Patients in a Phase II trial have begun receiving Moderna’s vaccine against the SARS-CoV-2 variant first identified in South Africa, the company announced.
Patients in a Phase II trial have begun receiving Moderna’s vaccine against the SARS-CoV-2 variant first identified in South Africa, the company announced. The modified vaccine, mRNA-1273.351, is being tested out of an abundance of caution, despite the fact that previous data has shown that the company’s marketed mRNA-1273 vaccine produces neutralizing titers against all relevant variations, the company said.
Similarly inspired by caution, Denmark announced it is temporarily stopping vaccinations with AstraZeneca’s ABV5300 while the European Medicines Agency (EMA) investigates a possible link between the COVID-19 vaccine and severe blood clots. At least six other European countries are following suit. Two people in Denmark and Austria have died after getting the vaccine, and a third person was hospitalized with pulmonary embolism.
Moderna Covers Its Bases
In vitro data posted online by Cambridge, Mass.-based in January–but not yet peer reviewed–showed that while mRNA-1273 produced neutralizing antibodies against both the U.K. and South Africa variants, the vaccine was unlikely to have the same 94% efficacy in preventing COVID-19 seen in its Phase III trials.
Moderna is now testing three different boosters in its Phase II trial, including a 20 µg dose of mRNA-1273.351 against the more-contagious B.1.351 variant, a 50 µg dose, and a multivalent booster combining mRNA-1273.351 and mRNA-1273. The boosters will be tested in 60 people who have previously received two doses of mRNA-1273.
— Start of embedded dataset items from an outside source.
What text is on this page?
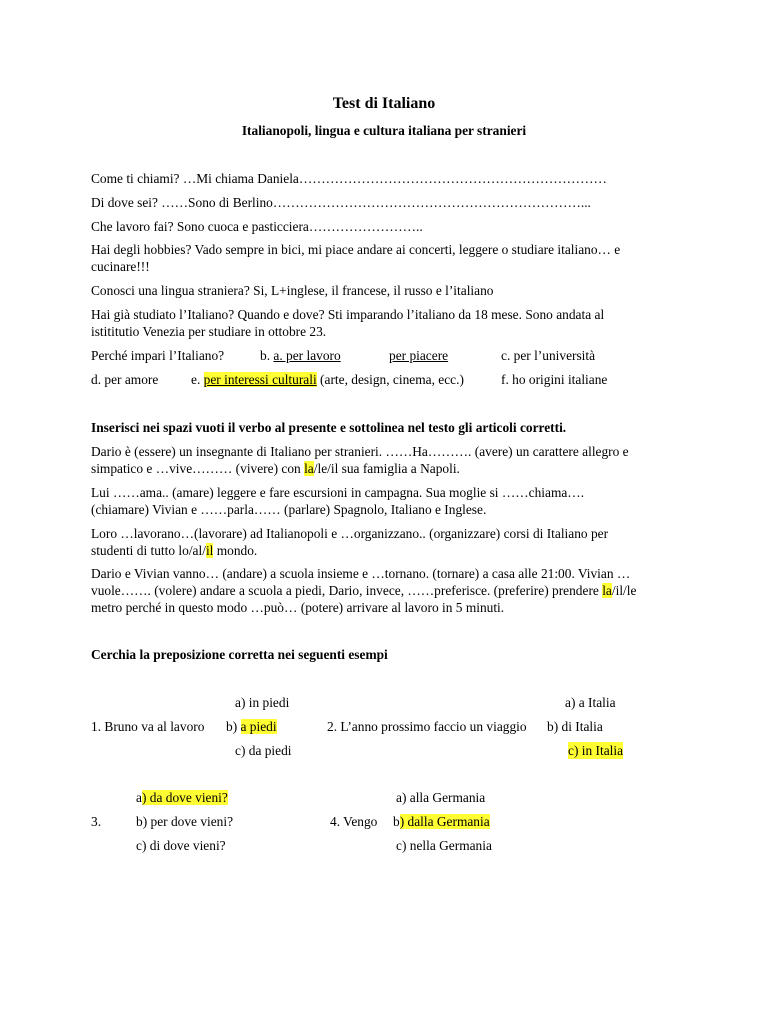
Test di Italiano
Italianopoli, lingua e cultura italiana per stranieri
Come ti chiami? …Mi chiama Daniela……………………………………………………………
Di dove sei? ……Sono di Berlino……………………………………………………………...
Che lavoro fai? Sono cuoca e pasticciera……………………..
Hai degli hobbies? Vado sempre in bici, mi piace andare ai concerti, leggere o studiare italiano… e
cucinare!!!
Conosci una lingua straniera? Si, L+inglese, il francese, il russo e l’italiano
Hai già studiato l’Italiano? Quando e dove? Sti imparando l’italiano da 18 mese. Sono andata al
istititutio Venezia per studiare in ottobre 23.
Perché impari l’Italiano?	b. a. per lavoro	per piacere	c. per l’università
d. per amore e. per interessi culturali (arte, design, cinema, ecc.)	f. ho origini italiane
Inserisci nei spazi vuoti il verbo al presente e sottolinea nel testo gli articoli corretti.
Dario è (essere) un insegnante di Italiano per stranieri. ……Ha………. (avere) un carattere allegro e
simpatico e …vive……… (vivere) con la/le/il sua famiglia a Napoli.
Lui ……ama.. (amare) leggere e fare escursioni in campagna. Sua moglie si ……chiama….
(chiamare) Vivian e ……parla…… (parlare) Spagnolo, Italiano e Inglese.
Loro …lavorano…(lavorare) ad Italianopoli e …organizzano.. (organizzare) corsi di Italiano per
studenti di tutto lo/al/il mondo.
Dario e Vivian vanno… (andare) a scuola insieme e …tornano. (tornare) a casa alle 21:00. Vivian …
vuole……. (volere) andare a scuola a piedi, Dario, invece, ……preferisce. (preferire) prendere la/il/le
metro perché in questo modo …può… (potere) arrivare al lavoro in 5 minuti.
Cerchia la preposizione corretta nei seguenti esempi
a) in piedi	a) a Italia
1. Bruno va al lavoro b) a piedi	2. L’anno prossimo faccio un viaggio b) di Italia
c) da piedi	c) in Italia
a) da dove vieni?	a) alla Germania
3.	b) per dove vieni?	4. Vengo b) dalla Germania
c) di dove vieni?	c) nella Germania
The company also announced that the National Institute of Allergy and Infectious Disease (NIAID), part of the National Institutes of Health (NIH), will run a Phase I safety trial of its vaccines in parallel. The NIAID trial will test mRNA-1273 and mRNA-1273.351 combinations in series, and also as single boosters in patients who have been previously vaccinated with mRNA-1273.
Denmark Takes A Pause
“At present, it cannot be concluded whether there is a link between the vaccine and the blood clots,” said the Danish Health Authority in a statement, stressing that it is only pausing for 14 days—not halting–distribution of the AstraZeneca vaccine.
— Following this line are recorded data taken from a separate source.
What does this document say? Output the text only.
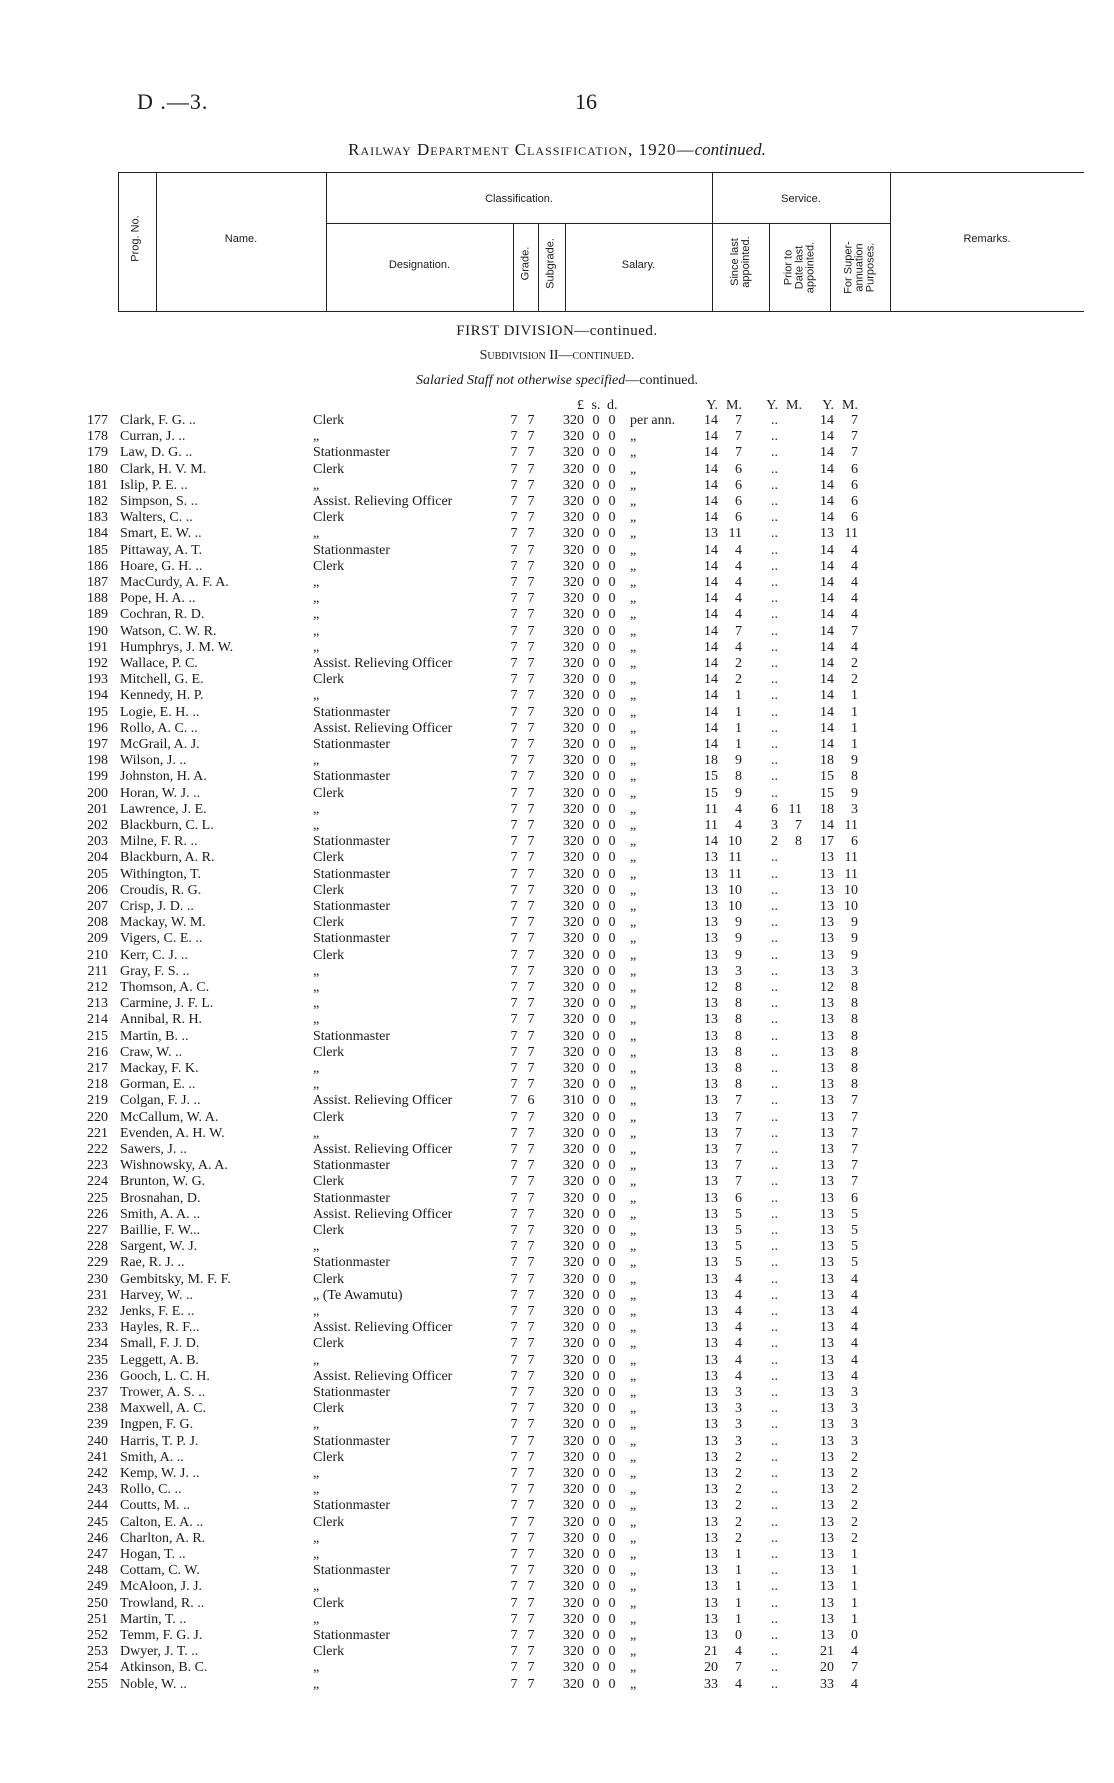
D .—3.	16
Railway Department Classification, 1920—continued.
Prog. No.	Name.
Classification.
Designation.	Grade. Subgrade.	Salary.
Service.
Since last
appointed.	Prior to
Date last
appointed. For Super-
annuation
Purposes.
Remarks.
FIRST DIVISION—continued.
Subdivision II—continued.
Salaried Staff not otherwise specified—continued.
£ s. d.	Y. M.	Y. M.	Y. M.
177 Clark, F. G. ..	Clerk	7 7	320 0 0 per ann.	14	7	..	14	7
178 Curran, J. ..	„	7 7	320 0 0 „	14	7	..	14	7
179 Law, D. G. ..	Stationmaster	7 7	320 0 0 „	14	7	..	14	7
180 Clark, H. V. M.	Clerk	7 7	320 0 0 „	14	6	..	14	6
181 Islip, P. E. ..	„	7 7	320 0 0 „	14	6	..	14	6
182 Simpson, S. ..	Assist. Relieving Officer	7 7	320 0 0 „	14	6	..	14	6
183 Walters, C. ..	Clerk	7 7	320 0 0 „	14	6	..	14	6
184 Smart, E. W. ..	„	7 7	320 0 0 „	13 11	..	13 11
185 Pittaway, A. T.	Stationmaster	7 7	320 0 0 „	14	4	..	14	4
186 Hoare, G. H. ..	Clerk	7 7	320 0 0 „	14	4	..	14	4
187 MacCurdy, A. F. A.	„	7 7	320 0 0 „	14	4	..	14	4
188 Pope, H. A. ..	„	7 7	320 0 0 „	14	4	..	14	4
189 Cochran, R. D.	„	7 7	320 0 0 „	14	4	..	14	4
190 Watson, C. W. R.	„	7 7	320 0 0 „	14	7	..	14	7
191 Humphrys, J. M. W.	„	7 7	320 0 0 „	14	4	..	14	4
192 Wallace, P. C.	Assist. Relieving Officer	7 7	320 0 0 „	14	2	..	14	2
193 Mitchell, G. E.	Clerk	7 7	320 0 0 „	14	2	..	14	2
194 Kennedy, H. P.	„	7 7	320 0 0 „	14	1	..	14	1
195 Logie, E. H. ..	Stationmaster	7 7	320 0 0 „	14	1	..	14	1
196 Rollo, A. C. ..	Assist. Relieving Officer	7 7	320 0 0 „	14	1	..	14	1
197 McGrail, A. J.	Stationmaster	7 7	320 0 0 „	14	1	..	14	1
198 Wilson, J. ..	„	7 7	320 0 0 „	18	9	..	18	9
199 Johnston, H. A.	Stationmaster	7 7	320 0 0 „	15	8	..	15	8
200 Horan, W. J. ..	Clerk	7 7	320 0 0 „	15	9	..	15	9
201 Lawrence, J. E.	„	7 7	320 0 0 „	11	4	6 11	18	3
202 Blackburn, C. L.	„	7 7	320 0 0 „	11	4	3	7	14 11
203 Milne, F. R. ..	Stationmaster	7 7	320 0 0 „	14 10	2	8	17	6
204 Blackburn, A. R.	Clerk	7 7	320 0 0 „	13 11	..	13 11
205 Withington, T.	Stationmaster	7 7	320 0 0 „	13 11	..	13 11
206 Croudis, R. G.	Clerk	7 7	320 0 0 „	13 10	..	13 10
207 Crisp, J. D. ..	Stationmaster	7 7	320 0 0 „	13 10	..	13 10
208 Mackay, W. M.	Clerk	7 7	320 0 0 „	13	9	..	13	9
209 Vigers, C. E. ..	Stationmaster	7 7	320 0 0 „	13	9	..	13	9
210 Kerr, C. J. ..	Clerk	7 7	320 0 0 „	13	9	..	13	9
211 Gray, F. S. ..	„	7 7	320 0 0 „	13	3	..	13	3
212 Thomson, A. C.	„	7 7	320 0 0 „	12	8	..	12	8
213 Carmine, J. F. L.	„	7 7	320 0 0 „	13	8	..	13	8
214 Annibal, R. H.	„	7 7	320 0 0 „	13	8	..	13	8
215 Martin, B. ..	Stationmaster	7 7	320 0 0 „	13	8	..	13	8
216 Craw, W. ..	Clerk	7 7	320 0 0 „	13	8	..	13	8
217 Mackay, F. K.	„	7 7	320 0 0 „	13	8	..	13	8
218 Gorman, E. ..	„	7 7	320 0 0 „	13	8	..	13	8
219 Colgan, F. J. ..	Assist. Relieving Officer	7 6	310 0 0 „	13	7	..	13	7
220 McCallum, W. A.	Clerk	7 7	320 0 0 „	13	7	..	13	7
221 Evenden, A. H. W.	„	7 7	320 0 0 „	13	7	..	13	7
222 Sawers, J. ..	Assist. Relieving Officer	7 7	320 0 0 „	13	7	..	13	7
223 Wishnowsky, A. A.	Stationmaster	7 7	320 0 0 „	13	7	..	13	7
224 Brunton, W. G.	Clerk	7 7	320 0 0 „	13	7	..	13	7
225 Brosnahan, D.	Stationmaster	7 7	320 0 0 „	13	6	..	13	6
226 Smith, A. A. ..	Assist. Relieving Officer	7 7	320 0 0 „	13	5	..	13	5
227 Baillie, F. W...	Clerk	7 7	320 0 0 „	13	5	..	13	5
228 Sargent, W. J.	„	7 7	320 0 0 „	13	5	..	13	5
229 Rae, R. J. ..	Stationmaster	7 7	320 0 0 „	13	5	..	13	5
230 Gembitsky, M. F. F.	Clerk	7 7	320 0 0 „	13	4	..	13	4
231 Harvey, W. ..	„ (Te Awamutu)	7 7	320 0 0 „	13	4	..	13	4
232 Jenks, F. E. ..	„	7 7	320 0 0 „	13	4	..	13	4
233 Hayles, R. F...	Assist. Relieving Officer	7 7	320 0 0 „	13	4	..	13	4
234 Small, F. J. D.	Clerk	7 7	320 0 0 „	13	4	..	13	4
235 Leggett, A. B.	„	7 7	320 0 0 „	13	4	..	13	4
236 Gooch, L. C. H.	Assist. Relieving Officer	7 7	320 0 0 „	13	4	..	13	4
237 Trower, A. S. ..	Stationmaster	7 7	320 0 0 „	13	3	..	13	3
238 Maxwell, A. C.	Clerk	7 7	320 0 0 „	13	3	..	13	3
239 Ingpen, F. G.	„	7 7	320 0 0 „	13	3	..	13	3
240 Harris, T. P. J.	Stationmaster	7 7	320 0 0 „	13	3	..	13	3
241 Smith, A. ..	Clerk	7 7	320 0 0 „	13	2	..	13	2
242 Kemp, W. J. ..	„	7 7	320 0 0 „	13	2	..	13	2
243 Rollo, C. ..	„	7 7	320 0 0 „	13	2	..	13	2
244 Coutts, M. ..	Stationmaster	7 7	320 0 0 „	13	2	..	13	2
245 Calton, E. A. ..	Clerk	7 7	320 0 0 „	13	2	..	13	2
246 Charlton, A. R.	„	7 7	320 0 0 „	13	2	..	13	2
247 Hogan, T. ..	„	7 7	320 0 0 „	13	1	..	13	1
248 Cottam, C. W.	Stationmaster	7 7	320 0 0 „	13	1	..	13	1
249 McAloon, J. J.	„	7 7	320 0 0 „	13	1	..	13	1
250 Trowland, R. ..	Clerk	7 7	320 0 0 „	13	1	..	13	1
251 Martin, T. ..	„	7 7	320 0 0 „	13	1	..	13	1
252 Temm, F. G. J.	Stationmaster	7 7	320 0 0 „	13	0	..	13	0
253 Dwyer, J. T. ..	Clerk	7 7	320 0 0 „	21	4	..	21	4
254 Atkinson, B. C.	„	7 7	320 0 0 „	20	7	..	20	7
255 Noble, W. ..	„	7 7	320 0 0 „	33	4	..	33	4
The announcement comes days after Austria suspended use of a single batch of ABV5300 linked to two people who later developed severe clots and embolism, respectively. The batch contained 1 million doses delivered to 17 EU countries. The EMA said at the time that a quality defect in the batch is “unlikely” and that the number of thromboembolic events seen in Europe among people receiving the vaccine was consistent with the general population.
“There is good evidence that the vaccine is both safe and effective,” said Søren Brostrøm, director of the National Board of Health in Denmark. “But both we and the Danish Medicines Agency have to react to reports of possible serious side effects, both from Denmark and other European countries,” he said.
Norway announced a similar pause, while Estonia, Latvia, Lithuania, and Luxembourg are following Austria’s lead and suspending use of the specific batch.